CHICAGO – Two weeks ago on Wednesday, the venue hosted what would end up being the last major professional sporting event in Chicago for the foreseeable future.
The Blackhawks beat the Sharks 6-2 in front of 21,275 fans at the United Center. Things seemed to be normal, but events earlier that night and over the next 24 hours would bring jarring changes to the world of sports.
The positive COVID-19 test of Rudy Gobert and Donovan Mitchell of the Utah Jazz in Oklahoma City led to a suspension of the NBA season before the Blackhawks’ game had even ended. By the next night, every major professional sport, including hockey, was put on pause.
Since then, the United States has been dealing with a pandemic not seen in a century, changing the way of life for everyone in the course of 14 days. Evidence of that can be seen at the very venue that hosted that Blackhawks game just two weeks ago and a Bulls’ contest the night before that.
On Wednesday the United Center announced that it would become a “logistic hub” for the city, state, and federal response to the COVID-19 pandemic.

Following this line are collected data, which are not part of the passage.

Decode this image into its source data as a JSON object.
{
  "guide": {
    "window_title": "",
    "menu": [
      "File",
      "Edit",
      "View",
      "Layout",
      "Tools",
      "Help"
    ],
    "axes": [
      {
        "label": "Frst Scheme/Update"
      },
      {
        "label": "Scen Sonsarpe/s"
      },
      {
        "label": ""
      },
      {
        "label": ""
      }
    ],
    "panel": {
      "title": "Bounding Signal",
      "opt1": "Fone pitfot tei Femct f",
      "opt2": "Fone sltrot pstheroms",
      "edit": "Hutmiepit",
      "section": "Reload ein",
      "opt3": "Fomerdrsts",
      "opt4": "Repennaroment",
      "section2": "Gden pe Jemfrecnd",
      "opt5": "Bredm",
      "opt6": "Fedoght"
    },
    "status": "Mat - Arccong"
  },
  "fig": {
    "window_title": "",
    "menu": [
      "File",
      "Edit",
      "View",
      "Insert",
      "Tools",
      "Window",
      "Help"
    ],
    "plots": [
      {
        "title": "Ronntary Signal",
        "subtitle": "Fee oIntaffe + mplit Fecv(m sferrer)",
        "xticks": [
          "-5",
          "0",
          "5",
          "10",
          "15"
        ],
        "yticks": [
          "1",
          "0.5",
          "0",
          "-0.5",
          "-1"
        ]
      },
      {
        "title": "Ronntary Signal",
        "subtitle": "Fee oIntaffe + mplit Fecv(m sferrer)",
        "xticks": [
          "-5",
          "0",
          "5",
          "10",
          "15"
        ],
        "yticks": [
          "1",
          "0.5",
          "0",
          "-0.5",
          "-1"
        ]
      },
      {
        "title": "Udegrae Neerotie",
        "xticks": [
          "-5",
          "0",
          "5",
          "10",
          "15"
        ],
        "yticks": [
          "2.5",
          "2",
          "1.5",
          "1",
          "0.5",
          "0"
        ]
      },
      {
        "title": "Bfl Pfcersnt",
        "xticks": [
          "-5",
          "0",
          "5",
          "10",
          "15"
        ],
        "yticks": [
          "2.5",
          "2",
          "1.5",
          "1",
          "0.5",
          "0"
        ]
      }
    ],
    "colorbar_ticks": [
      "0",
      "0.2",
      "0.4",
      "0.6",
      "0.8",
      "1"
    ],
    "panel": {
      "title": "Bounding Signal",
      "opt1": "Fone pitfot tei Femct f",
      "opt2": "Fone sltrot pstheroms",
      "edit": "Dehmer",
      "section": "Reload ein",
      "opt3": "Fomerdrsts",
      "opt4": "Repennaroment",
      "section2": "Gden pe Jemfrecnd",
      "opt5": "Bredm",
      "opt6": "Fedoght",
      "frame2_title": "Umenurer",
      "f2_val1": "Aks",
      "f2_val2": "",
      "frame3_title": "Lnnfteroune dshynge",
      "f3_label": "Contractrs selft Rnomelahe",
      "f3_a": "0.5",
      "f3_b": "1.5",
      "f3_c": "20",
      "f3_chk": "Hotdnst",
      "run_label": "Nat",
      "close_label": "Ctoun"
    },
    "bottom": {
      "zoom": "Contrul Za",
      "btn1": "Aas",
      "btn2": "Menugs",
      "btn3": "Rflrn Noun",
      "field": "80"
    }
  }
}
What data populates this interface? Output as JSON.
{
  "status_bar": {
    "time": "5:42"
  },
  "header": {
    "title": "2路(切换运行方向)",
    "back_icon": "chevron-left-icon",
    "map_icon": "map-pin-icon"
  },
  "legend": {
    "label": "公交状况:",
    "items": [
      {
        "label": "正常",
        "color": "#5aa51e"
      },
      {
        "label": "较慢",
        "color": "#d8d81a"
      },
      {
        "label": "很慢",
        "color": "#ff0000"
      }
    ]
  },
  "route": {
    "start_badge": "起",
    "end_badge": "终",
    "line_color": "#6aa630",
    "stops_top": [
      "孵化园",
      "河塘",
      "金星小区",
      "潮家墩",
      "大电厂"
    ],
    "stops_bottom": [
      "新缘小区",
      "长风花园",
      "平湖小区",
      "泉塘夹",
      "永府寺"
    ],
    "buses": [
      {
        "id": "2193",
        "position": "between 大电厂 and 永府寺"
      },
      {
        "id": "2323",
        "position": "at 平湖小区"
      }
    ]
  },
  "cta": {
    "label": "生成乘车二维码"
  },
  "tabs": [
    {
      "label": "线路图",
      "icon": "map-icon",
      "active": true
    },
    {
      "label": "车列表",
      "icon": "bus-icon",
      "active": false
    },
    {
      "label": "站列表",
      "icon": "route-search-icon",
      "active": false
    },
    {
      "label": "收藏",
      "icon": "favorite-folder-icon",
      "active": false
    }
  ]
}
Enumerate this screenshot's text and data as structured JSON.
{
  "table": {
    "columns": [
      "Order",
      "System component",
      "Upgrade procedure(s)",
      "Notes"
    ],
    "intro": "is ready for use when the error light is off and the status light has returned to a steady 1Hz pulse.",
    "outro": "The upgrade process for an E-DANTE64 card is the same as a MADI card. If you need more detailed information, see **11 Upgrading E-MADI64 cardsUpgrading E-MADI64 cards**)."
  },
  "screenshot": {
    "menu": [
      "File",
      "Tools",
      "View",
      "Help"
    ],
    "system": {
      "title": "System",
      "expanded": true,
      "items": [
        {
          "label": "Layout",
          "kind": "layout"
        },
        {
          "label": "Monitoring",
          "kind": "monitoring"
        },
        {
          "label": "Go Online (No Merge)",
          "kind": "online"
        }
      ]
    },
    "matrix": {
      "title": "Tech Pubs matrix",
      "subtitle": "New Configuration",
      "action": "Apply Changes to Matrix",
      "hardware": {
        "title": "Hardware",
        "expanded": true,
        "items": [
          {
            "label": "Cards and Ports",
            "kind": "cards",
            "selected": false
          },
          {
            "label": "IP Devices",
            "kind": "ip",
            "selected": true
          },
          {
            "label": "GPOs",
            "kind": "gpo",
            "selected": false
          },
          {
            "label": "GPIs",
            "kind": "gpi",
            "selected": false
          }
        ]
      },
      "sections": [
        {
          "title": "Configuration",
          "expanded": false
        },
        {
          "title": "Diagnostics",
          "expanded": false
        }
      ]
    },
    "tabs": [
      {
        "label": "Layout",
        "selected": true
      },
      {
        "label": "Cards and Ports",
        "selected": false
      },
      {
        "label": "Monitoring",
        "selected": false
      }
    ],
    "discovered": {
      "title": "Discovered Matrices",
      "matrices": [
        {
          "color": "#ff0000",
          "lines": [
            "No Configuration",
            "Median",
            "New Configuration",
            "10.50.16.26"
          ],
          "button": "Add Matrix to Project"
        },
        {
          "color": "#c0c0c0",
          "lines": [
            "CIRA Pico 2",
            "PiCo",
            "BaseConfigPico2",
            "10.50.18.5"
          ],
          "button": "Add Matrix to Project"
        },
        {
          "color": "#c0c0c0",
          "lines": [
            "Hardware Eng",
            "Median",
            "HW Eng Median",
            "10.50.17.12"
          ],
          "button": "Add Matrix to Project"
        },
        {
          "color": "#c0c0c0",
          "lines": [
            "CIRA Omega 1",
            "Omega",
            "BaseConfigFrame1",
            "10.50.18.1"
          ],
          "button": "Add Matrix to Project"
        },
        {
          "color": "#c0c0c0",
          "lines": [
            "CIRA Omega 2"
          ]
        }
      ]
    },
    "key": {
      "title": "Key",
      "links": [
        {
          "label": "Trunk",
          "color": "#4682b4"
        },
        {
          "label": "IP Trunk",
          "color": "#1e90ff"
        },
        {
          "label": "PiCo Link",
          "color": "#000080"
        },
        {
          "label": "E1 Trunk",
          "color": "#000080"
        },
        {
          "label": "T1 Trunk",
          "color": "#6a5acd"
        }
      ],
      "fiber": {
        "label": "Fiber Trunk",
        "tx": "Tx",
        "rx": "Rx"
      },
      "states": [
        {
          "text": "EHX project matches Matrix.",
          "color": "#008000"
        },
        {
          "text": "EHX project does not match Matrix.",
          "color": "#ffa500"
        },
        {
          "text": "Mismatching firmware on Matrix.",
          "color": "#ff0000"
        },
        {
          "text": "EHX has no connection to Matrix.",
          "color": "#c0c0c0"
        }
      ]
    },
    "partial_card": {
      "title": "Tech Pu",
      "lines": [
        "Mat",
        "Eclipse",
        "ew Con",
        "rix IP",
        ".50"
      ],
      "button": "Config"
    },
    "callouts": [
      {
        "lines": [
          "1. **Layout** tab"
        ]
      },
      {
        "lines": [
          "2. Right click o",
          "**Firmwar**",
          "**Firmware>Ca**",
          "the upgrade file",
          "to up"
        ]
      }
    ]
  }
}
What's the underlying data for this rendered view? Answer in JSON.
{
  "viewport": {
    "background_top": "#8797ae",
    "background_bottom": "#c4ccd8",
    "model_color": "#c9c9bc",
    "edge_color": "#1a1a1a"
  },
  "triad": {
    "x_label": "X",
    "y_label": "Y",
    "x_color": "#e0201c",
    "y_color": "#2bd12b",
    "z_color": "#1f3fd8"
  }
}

Both the arena itself along with the outside campus will be used in helping food distribution, first responder staging, and collecting medical supplies.
“On behalf of the Chicago Bulls, Chicago Blackhawks, our athletes, our front offices and our dedicated United Center personnel, our thoughts and support are with the people of this great city and state. Together, we will get through this,” the venue said in a statement on Wednesday.
Completed in 1994 to replace the 65-year old Chicago Stadium, the United Center has been the home to the Bulls and Blackhawks since its opening. The arena has also hosted NCAA Tournaments, the 2017 Frozen Four, various concerts, and the 1996 Democratic National Convention.
During the 2019-2020 winter sports season, the venue was celebrating its 25th anniversary, which included the 2020 NBA All-Star Game in February.